Bei der Auswahl der Szenen, welche die Autorin vortrug, bewies sie mehr als ein gutes Händchen. So wurden die Zuhörer Zeuge von Marlenes Liebesnacht, machten Bekanntschaft mit Klaus Schulte-Dupont, einem zwielichtigen Aufreißer und mit Oli, einem muskelbepackten Berliner Original, der Marlene unbedingt "rallern" will. Und sie erlebten Marlenes Silvesternacht bei deren spießiger Freundin Liesbeth. All diese Figuren erweckte Annette Kruhl so intensiv zum Leben, das es im Auditorium immer wieder herzhafte Lacher gab. Nach knapp 2,5 Stunden inklusiver einer Pause beendete Annette Kruhl den Abend mit einer wunderbaren Andrea-Berg-Persiflage. Doch damit nicht genug. Die Autorin stand natürlich für Signierwünsche und Gespräche bereit. Auch Buchtips.net nutzte die Gelegenheit mit Annette Kruhl über ihren Roman zu sprechen.
Michael Krause: Wie ist die Idee zu "Tausche Ex gegen Sex" entstanden?
Annette Kruhl: Ursprünglich hatte ich gar nicht vor, einen Roman zu schreiben, sondern dachte eher an eine satirische Kurzgeschichten-Sammlung zum Thema "Single-Frau in der Großstadt". Aber als meine Agentur mir dann sagte, dass sie meine Texte zwar gut finden, sich Kurzgeschichten aber leider gar nicht verkaufen würden, entwickelte ich das Exposé zu einem Roman.
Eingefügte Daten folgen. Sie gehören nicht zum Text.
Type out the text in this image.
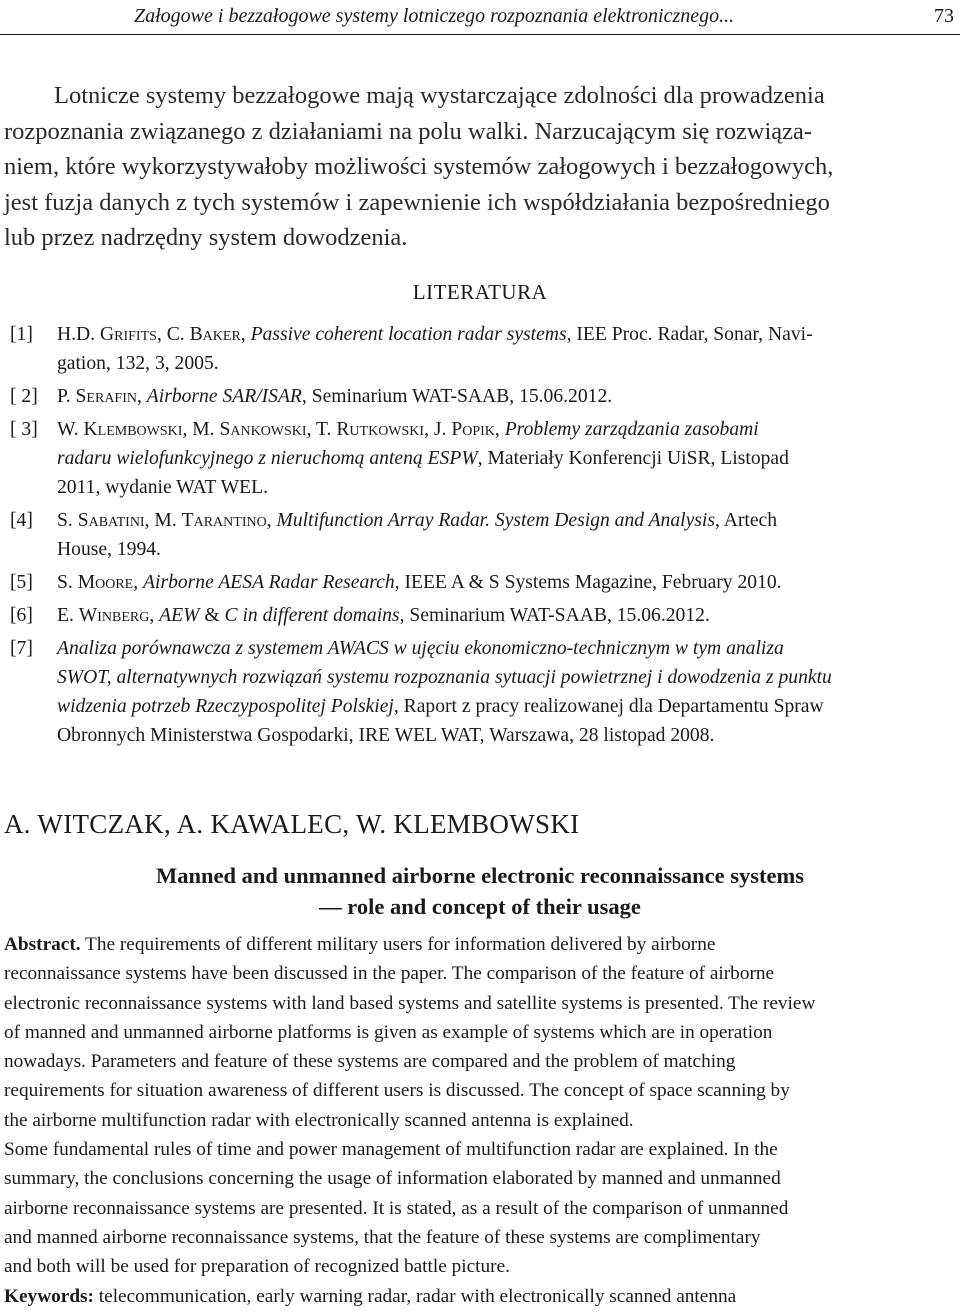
Załogowe i bezzałogowe systemy lotniczego rozpoznania elektronicznego...	73
Lotnicze systemy bezzałogowe mają wystarczające zdolności dla prowadzenia
rozpoznania związanego z działaniami na polu walki. Narzucającym się rozwiąza-
niem, które wykorzystywałoby możliwości systemów załogowych i bezzałogowych,
jest fuzja danych z tych systemów i zapewnienie ich współdziałania bezpośredniego
lub przez nadrzędny system dowodzenia.
LITERATURA

[1] H.D. Grifits, C. Baker, Passive coherent location radar systems, IEE Proc. Radar, Sonar, Navi-
gation, 132, 3, 2005.

[ 2] P. Serafin, Airborne SAR/ISAR, Seminarium WAT-SAAB, 15.06.2012.

[ 3] W. Klembowski, M. Sankowski, T. Rutkowski, J. Popik, Problemy zarządzania zasobami
radaru wielofunkcyjnego z nieruchomą anteną ESPW, Materiały Konferencji UiSR, Listopad
2011, wydanie WAT WEL.

[4] S. Sabatini, M. Tarantino, Multifunction Array Radar. System Design and Analysis, Artech
House, 1994.

[5] S. Moore, Airborne AESA Radar Research, IEEE A & S Systems Magazine, February 2010.

[6] E. Winberg, AEW & C in different domains, Seminarium WAT-SAAB, 15.06.2012.

[7] Analiza porównawcza z systemem AWACS w ujęciu ekonomiczno-technicznym w tym analiza
SWOT, alternatywnych rozwiązań systemu rozpoznania sytuacji powietrznej i dowodzenia z punktu
widzenia potrzeb Rzeczypospolitej Polskiej, Raport z pracy realizowanej dla Departamentu Spraw
Obronnych Ministerstwa Gospodarki, IRE WEL WAT, Warszawa, 28 listopad 2008.

A. WITCZAK, A. KAWALEC, W. KLEMBOWSKI
Manned and unmanned airborne electronic reconnaissance systems
— role and concept of their usage
Abstract. The requirements of different military users for information delivered by airborne
reconnaissance systems have been discussed in the paper. The comparison of the feature of airborne
electronic reconnaissance systems with land based systems and satellite systems is presented. The review
of manned and unmanned airborne platforms is given as example of systems which are in operation
nowadays. Parameters and feature of these systems are compared and the problem of matching
requirements for situation awareness of different users is discussed. The concept of space scanning by
the airborne multifunction radar with electronically scanned antenna is explained.
Some fundamental rules of time and power management of multifunction radar are explained. In the
summary, the conclusions concerning the usage of information elaborated by manned and unmanned
airborne reconnaissance systems are presented. It is stated, as a result of the comparison of unmanned
and manned airborne reconnaissance systems, that the feature of these systems are complimentary
and both will be used for preparation of recognized battle picture.
Keywords: telecommunication, early warning radar, radar with electronically scanned antenna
Und wie sich herausstellte, war das auch viel stimmiger für das, was ich erzählen wollte.
MK: Sind Sie beim Schreiben ein Planer oder lassen Sie sich von der Idee treiben?
AK: Beides. Ich habe mir ein grobes Konzept zurechtgelegt und mich daran orientiert, aber vieles hat sich dann während des Schreibens verselbständigt und ist plötzlich in eine ganz andere Richtung gegangen.
MK: In "Tausche Ex gegen Sex" taucht eine Vielzahl interessanter Figuren auf. Wie sind diese entstehen?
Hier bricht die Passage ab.